Der Mann hat Elan, und er gibt es zu: „Was ich mache, das mache ich richtig, oder ich lasse es sein.“ Immerhin war er nie Gärtner von Beruf. Zu seiner wahren Berufung fand er erst nach der Berufsarbeit. Das 1,5 Hektar große Areal, das er seit fast 20 Jahren in einen Garten der Superlative verwandelt, kam seinen Ambitionen gerade recht.
Die Idee von einem lebendigen Garten mit viel Raum für Natur beflügelte ihn, als er Anfang der 90er Jahre vor einer verwahrlosten Brache und den desolaten Resten eines Vierseithofes stand. „Andere kaufen sich vielleicht einen Ferrari, ich habe viel lieber alles Geld in dieses Stück Land gesteckt“, so Jochen Kraatz.
Die Bäume, erst einheimische, später eher außergewöhnliche Arten, wie die Zwerg-Sumpfeiche, hat er eigenhändig gepflanzt. Sie sind in den zwei Jahrzehnten herangewachsen und spenden jetzt den lichten Schatten, den besonders die blaulaubigen Hosta brauchen, um nicht zu verbrennen.
Als sich irgendwann zeigte, dass man mit dem Verkauf außergewöhnlicher Funkien gutes Geld verdienen kann, baute der mittlerweile zum Fachmann in Sachen Hosta gereifte Gärtner die große Schattenhalle in einem abgelegenen Teil des Geländes. Und besteht darauf, zu betonen, dass Funkien keine Schattenpflanzen sind. „Hosta wachsen auch im Schatten und sie vertragen den Wurzeldruck von Bäumen. Aber viel lieber haben sie volles Licht, dann färben sich die Blätter besser aus.
Ideal wären volles Morgenlicht oder Nachmittagssonne. Intensive Mittagssonne lässt bei vielen Sorten die Blätter verbrennen.“ Und in diesem vollen Licht, mit ein wenig Rückendeckung am Mittag durch Bäume in einiger Entfernung, sehen wir auch die prächtigsten Exemplare, neben dem Trommelwirbel, den Hunderte von Allium-Kugeln anstimmen und neben den Taglilien, die nun wirklich keine Schattenpflanzen sind. An solchen Vorzugsplätzen blühen schließlich auch die Funkien üppiger.

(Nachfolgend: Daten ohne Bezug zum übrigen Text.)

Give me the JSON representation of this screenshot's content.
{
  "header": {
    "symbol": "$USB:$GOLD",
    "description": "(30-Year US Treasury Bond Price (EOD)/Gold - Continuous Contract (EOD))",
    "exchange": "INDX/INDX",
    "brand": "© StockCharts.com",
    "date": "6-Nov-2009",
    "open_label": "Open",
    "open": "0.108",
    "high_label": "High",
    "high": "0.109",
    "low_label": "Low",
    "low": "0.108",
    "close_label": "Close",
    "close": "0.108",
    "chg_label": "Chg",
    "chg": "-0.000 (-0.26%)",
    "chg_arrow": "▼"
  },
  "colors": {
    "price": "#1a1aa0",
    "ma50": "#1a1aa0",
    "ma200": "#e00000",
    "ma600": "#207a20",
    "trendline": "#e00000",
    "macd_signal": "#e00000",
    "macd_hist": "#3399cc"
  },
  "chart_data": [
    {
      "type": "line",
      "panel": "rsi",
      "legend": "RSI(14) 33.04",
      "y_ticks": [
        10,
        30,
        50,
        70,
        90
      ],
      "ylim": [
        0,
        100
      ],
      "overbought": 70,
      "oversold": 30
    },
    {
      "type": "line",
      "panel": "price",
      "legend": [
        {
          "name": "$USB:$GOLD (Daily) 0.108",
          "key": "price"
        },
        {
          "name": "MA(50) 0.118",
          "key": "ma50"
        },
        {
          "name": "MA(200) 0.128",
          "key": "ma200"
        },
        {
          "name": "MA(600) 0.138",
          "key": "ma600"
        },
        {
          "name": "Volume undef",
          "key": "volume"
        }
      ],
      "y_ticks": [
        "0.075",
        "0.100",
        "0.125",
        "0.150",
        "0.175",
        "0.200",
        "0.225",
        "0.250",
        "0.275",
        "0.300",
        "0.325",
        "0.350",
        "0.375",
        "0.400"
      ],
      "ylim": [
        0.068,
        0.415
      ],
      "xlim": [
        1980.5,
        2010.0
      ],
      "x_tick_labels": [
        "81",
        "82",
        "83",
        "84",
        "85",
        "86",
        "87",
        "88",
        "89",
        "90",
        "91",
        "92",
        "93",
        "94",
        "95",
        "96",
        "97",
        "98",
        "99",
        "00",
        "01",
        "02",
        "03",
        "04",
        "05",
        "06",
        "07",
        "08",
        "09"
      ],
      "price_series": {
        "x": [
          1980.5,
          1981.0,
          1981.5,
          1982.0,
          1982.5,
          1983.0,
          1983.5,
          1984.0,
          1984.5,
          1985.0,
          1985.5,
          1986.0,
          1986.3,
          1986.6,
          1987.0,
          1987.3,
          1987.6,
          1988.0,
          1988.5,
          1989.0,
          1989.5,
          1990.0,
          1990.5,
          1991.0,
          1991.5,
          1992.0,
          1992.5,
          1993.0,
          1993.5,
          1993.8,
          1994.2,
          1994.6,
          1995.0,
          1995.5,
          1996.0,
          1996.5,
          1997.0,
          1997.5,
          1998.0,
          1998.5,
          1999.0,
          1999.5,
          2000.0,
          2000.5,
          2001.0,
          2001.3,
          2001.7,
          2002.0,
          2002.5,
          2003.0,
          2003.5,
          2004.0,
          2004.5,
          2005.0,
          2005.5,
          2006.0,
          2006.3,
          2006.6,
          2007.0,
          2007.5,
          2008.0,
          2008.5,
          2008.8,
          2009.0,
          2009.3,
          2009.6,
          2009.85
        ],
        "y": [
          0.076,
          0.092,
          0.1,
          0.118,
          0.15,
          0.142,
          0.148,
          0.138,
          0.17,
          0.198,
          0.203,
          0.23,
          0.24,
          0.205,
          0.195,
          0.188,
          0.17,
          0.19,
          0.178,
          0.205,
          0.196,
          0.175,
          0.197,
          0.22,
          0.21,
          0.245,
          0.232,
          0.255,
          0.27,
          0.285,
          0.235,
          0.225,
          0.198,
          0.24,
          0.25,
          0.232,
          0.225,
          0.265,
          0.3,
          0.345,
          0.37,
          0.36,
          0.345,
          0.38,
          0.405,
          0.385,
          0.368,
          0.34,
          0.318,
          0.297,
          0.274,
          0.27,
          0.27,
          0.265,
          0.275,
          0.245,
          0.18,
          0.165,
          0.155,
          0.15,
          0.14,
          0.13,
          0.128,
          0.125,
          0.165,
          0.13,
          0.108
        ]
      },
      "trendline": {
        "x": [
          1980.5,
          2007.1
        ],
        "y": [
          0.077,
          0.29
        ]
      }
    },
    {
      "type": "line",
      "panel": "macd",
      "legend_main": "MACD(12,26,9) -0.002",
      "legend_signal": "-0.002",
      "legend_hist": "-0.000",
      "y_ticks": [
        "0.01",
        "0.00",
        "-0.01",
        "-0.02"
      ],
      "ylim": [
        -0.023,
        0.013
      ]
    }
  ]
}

Aber wir reden hier doch von Blattschmuckstauden! Ja, natürlich schätze auch ich die weißen, duftenden Blüten meiner Lilien-Funkie sehr. „Na dann schauen Sie sich erst einmal die dunkle Blütenschönheit ‘Phantom’ an. Oder die dreifach gefüllten Blüten von ‘Venus’. ‘Apple Green’ ist äußerst reichblühend, bringt oft fünfzig Stängel. Und Hosta tardiflora, die schlichte, grüne Blattstaude, hat letztes Jahr noch im Oktober das Wäldchen mit ihren wunderschönen Glockenblüten verzaubert.“ Jochen Kraatz gerät ins Schwärmen. Und wie kaum anders zu erwarten, endet dann auch mein Besuch im Einkaufsgarten.